According to monitoring by Beating, Dylan Zhang, a Ph.D. student in Computer Science at the University of Illinois, conducted a series of agent memory experiments, yielding an unexpected conclusion: repeatedly summarizing experiences may cause the model to remember worse over time. The most striking results came from ARC-AGI: researchers selected 19 questions that GPT-5.4 could answer correctly without memory, then fed the model the correct solutions and asked it to write “experience summaries” while viewing them. Logically, this should have been like open-book studying; yet after multiple rounds of memory compression, the same model’s accuracy dropped from 100% to 54%. The original trajectories were correct—the problem arose when the model rewrote these correct paths into generalized experiences. Worse still, this memory degradation is not an isolated case.
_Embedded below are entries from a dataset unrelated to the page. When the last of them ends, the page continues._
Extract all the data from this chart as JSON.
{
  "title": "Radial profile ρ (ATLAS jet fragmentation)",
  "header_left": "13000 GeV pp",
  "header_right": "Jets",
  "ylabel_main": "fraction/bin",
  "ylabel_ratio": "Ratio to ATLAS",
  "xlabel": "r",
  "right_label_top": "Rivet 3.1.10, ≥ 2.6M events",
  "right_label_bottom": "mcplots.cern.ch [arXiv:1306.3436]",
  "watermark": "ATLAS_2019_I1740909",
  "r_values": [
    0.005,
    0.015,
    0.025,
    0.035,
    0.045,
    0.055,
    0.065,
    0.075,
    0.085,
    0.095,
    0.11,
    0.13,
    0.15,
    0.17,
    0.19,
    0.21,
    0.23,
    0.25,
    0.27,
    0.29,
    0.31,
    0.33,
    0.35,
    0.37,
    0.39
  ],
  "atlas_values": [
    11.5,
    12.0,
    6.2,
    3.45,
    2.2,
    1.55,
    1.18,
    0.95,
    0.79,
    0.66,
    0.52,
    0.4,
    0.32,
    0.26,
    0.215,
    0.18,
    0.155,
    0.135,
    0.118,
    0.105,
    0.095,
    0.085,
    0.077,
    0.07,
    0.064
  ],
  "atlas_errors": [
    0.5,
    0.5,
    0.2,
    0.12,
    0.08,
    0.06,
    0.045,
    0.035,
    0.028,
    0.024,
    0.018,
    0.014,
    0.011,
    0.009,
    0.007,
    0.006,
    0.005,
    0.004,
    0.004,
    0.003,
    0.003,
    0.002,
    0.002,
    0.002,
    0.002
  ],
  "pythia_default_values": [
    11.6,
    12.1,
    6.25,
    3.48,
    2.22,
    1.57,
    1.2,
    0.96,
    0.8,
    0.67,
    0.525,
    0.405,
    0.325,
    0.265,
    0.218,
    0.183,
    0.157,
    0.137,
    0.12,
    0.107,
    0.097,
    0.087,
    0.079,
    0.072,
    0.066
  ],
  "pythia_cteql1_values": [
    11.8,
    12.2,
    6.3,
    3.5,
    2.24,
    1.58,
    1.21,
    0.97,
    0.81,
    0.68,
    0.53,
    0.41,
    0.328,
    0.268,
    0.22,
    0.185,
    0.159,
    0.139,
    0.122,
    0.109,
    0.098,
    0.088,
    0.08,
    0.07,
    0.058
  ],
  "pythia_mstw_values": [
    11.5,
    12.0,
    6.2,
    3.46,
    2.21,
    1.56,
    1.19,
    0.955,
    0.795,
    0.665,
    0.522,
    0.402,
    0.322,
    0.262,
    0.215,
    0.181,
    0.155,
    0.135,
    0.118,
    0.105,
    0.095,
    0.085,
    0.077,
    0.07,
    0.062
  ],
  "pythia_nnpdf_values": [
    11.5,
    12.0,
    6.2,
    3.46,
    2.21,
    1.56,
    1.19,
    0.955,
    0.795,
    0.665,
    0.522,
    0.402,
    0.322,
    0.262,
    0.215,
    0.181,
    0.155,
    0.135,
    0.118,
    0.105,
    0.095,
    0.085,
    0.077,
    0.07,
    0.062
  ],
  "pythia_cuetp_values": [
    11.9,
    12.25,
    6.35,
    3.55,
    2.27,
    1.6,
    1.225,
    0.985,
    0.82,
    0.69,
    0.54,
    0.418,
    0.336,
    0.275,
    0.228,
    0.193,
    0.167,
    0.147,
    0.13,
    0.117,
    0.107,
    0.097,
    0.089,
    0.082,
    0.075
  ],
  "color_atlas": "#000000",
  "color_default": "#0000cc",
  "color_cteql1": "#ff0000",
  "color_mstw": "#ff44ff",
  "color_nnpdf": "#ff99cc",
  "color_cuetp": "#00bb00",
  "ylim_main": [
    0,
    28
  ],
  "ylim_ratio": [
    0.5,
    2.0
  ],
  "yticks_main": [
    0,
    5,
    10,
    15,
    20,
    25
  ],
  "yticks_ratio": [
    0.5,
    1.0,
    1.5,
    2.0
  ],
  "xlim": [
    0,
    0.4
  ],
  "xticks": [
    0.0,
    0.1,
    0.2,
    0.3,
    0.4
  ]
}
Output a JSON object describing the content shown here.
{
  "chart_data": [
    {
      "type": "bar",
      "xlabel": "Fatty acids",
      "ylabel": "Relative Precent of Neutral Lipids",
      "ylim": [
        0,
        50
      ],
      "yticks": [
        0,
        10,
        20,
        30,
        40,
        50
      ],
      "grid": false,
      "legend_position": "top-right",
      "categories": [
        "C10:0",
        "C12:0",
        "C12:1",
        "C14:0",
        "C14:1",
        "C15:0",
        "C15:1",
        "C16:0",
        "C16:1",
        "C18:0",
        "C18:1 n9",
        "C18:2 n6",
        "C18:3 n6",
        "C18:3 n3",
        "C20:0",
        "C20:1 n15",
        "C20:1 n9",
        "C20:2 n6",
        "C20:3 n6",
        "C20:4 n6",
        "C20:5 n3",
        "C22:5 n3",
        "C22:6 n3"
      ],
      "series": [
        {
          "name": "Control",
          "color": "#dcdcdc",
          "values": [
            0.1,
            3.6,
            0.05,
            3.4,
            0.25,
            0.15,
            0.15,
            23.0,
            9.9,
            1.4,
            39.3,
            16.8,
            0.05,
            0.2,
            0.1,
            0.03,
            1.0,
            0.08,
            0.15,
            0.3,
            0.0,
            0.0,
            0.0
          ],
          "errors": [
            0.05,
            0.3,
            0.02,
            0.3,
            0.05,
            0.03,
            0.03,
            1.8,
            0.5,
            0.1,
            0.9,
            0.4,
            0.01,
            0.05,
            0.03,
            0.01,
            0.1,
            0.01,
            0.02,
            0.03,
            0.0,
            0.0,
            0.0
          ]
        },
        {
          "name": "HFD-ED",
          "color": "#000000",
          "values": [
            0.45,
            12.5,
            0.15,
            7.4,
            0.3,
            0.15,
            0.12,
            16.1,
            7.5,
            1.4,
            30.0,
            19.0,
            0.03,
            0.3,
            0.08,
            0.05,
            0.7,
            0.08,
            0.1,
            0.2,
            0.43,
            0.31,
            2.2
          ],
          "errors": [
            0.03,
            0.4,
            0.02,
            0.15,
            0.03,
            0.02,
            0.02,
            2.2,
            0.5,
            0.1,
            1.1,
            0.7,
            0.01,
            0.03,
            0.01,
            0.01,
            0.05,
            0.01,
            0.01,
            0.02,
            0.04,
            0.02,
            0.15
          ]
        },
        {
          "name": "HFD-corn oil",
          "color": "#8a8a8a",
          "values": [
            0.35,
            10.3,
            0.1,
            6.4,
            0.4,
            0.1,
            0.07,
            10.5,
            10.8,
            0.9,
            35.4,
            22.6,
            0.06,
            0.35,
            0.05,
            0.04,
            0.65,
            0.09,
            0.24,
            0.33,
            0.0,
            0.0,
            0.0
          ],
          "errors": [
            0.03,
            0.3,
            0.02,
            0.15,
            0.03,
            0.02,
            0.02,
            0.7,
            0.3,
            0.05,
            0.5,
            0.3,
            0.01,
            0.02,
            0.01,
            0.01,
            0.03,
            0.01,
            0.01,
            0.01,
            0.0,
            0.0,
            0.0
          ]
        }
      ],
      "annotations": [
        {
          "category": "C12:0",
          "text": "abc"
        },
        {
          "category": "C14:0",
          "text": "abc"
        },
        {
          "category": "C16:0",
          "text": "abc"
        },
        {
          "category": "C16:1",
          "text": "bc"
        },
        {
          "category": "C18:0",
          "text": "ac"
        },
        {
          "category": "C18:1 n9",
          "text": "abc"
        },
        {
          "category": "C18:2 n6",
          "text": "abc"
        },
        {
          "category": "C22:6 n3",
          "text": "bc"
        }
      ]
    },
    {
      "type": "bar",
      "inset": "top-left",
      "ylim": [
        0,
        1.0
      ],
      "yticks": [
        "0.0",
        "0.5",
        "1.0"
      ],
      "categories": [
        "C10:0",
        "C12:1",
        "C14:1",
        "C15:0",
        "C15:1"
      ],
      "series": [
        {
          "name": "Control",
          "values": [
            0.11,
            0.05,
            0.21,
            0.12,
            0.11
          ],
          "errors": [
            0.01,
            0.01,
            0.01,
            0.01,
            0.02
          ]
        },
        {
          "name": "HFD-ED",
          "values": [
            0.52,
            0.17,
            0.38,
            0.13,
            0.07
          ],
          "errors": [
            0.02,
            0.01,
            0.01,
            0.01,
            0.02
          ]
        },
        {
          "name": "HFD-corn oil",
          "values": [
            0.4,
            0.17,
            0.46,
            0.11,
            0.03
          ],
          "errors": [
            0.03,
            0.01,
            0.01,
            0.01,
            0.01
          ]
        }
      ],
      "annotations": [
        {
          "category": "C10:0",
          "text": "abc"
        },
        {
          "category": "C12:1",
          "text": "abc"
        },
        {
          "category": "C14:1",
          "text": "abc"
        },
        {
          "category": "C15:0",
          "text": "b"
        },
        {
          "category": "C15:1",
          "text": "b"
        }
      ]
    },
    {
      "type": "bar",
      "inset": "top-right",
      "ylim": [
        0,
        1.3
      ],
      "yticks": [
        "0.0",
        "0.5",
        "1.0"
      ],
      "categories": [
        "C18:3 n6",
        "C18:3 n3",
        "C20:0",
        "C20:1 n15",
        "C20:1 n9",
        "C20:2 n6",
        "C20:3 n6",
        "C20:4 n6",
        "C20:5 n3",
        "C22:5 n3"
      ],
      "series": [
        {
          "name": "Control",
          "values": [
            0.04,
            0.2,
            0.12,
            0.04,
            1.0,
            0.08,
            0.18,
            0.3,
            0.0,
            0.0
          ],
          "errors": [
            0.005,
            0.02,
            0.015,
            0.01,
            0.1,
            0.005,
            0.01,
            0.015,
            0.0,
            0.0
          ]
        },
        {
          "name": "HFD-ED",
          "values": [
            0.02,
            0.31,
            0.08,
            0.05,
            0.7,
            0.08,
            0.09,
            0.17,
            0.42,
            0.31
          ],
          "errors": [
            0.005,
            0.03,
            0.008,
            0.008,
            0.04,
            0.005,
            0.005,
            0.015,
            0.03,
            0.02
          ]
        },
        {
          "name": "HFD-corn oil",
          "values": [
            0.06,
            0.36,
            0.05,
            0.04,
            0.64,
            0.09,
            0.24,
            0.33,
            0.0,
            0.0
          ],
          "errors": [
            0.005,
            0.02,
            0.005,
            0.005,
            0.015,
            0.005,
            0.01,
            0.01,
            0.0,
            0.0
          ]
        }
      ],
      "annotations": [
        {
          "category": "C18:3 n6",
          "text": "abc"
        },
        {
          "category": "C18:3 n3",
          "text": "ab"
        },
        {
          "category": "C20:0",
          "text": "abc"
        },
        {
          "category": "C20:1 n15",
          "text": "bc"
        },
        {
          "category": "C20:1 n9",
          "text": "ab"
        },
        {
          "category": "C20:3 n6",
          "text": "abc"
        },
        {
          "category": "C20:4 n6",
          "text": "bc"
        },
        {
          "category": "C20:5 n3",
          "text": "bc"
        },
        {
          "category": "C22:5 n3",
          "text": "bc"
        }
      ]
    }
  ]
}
In the WebShop online shopping task, the AWM memory method scored 0.64 with 8 expert trajectories, but the score plummeted to 0.20 when the number of trajectories increased to 128—exactly returning to the no-memory baseline. In other words, the more memory is accumulated, the more its benefits are erased by itself. The issue is not “too little experience,” but “too much summarization.” The experiences written by large models are not objective logs; each summary is a re-generation. Eventually, specific premises are stripped away, rules from different tasks are blended together, and previously actionable details become vague platitudes like “take the most direct action” or “use the correct tool”—seemingly correct but practically useless. One extreme example in the paper shows that 50 structured memories were merged into a single one, compressing differences across multiple tasks into one generic process; in the next evaluation, this caused the model to lose 6 to 13 successful samples. The authors offer a restrained recommendation: avoid forcing agents to write “error logs” after every round. A more reliable approach is to preserve carefully selected original action trajectories and only abstract summaries when truly necessary. In experiments, the method that retained only original episodes while disabling abstraction matched or surpassed all tested compressed memory approaches across multiple agent benchmarks. For developers, this conclusion is straightforward: showing models what was actually done tends to be more effective than having them memorize a pile of abstract rules.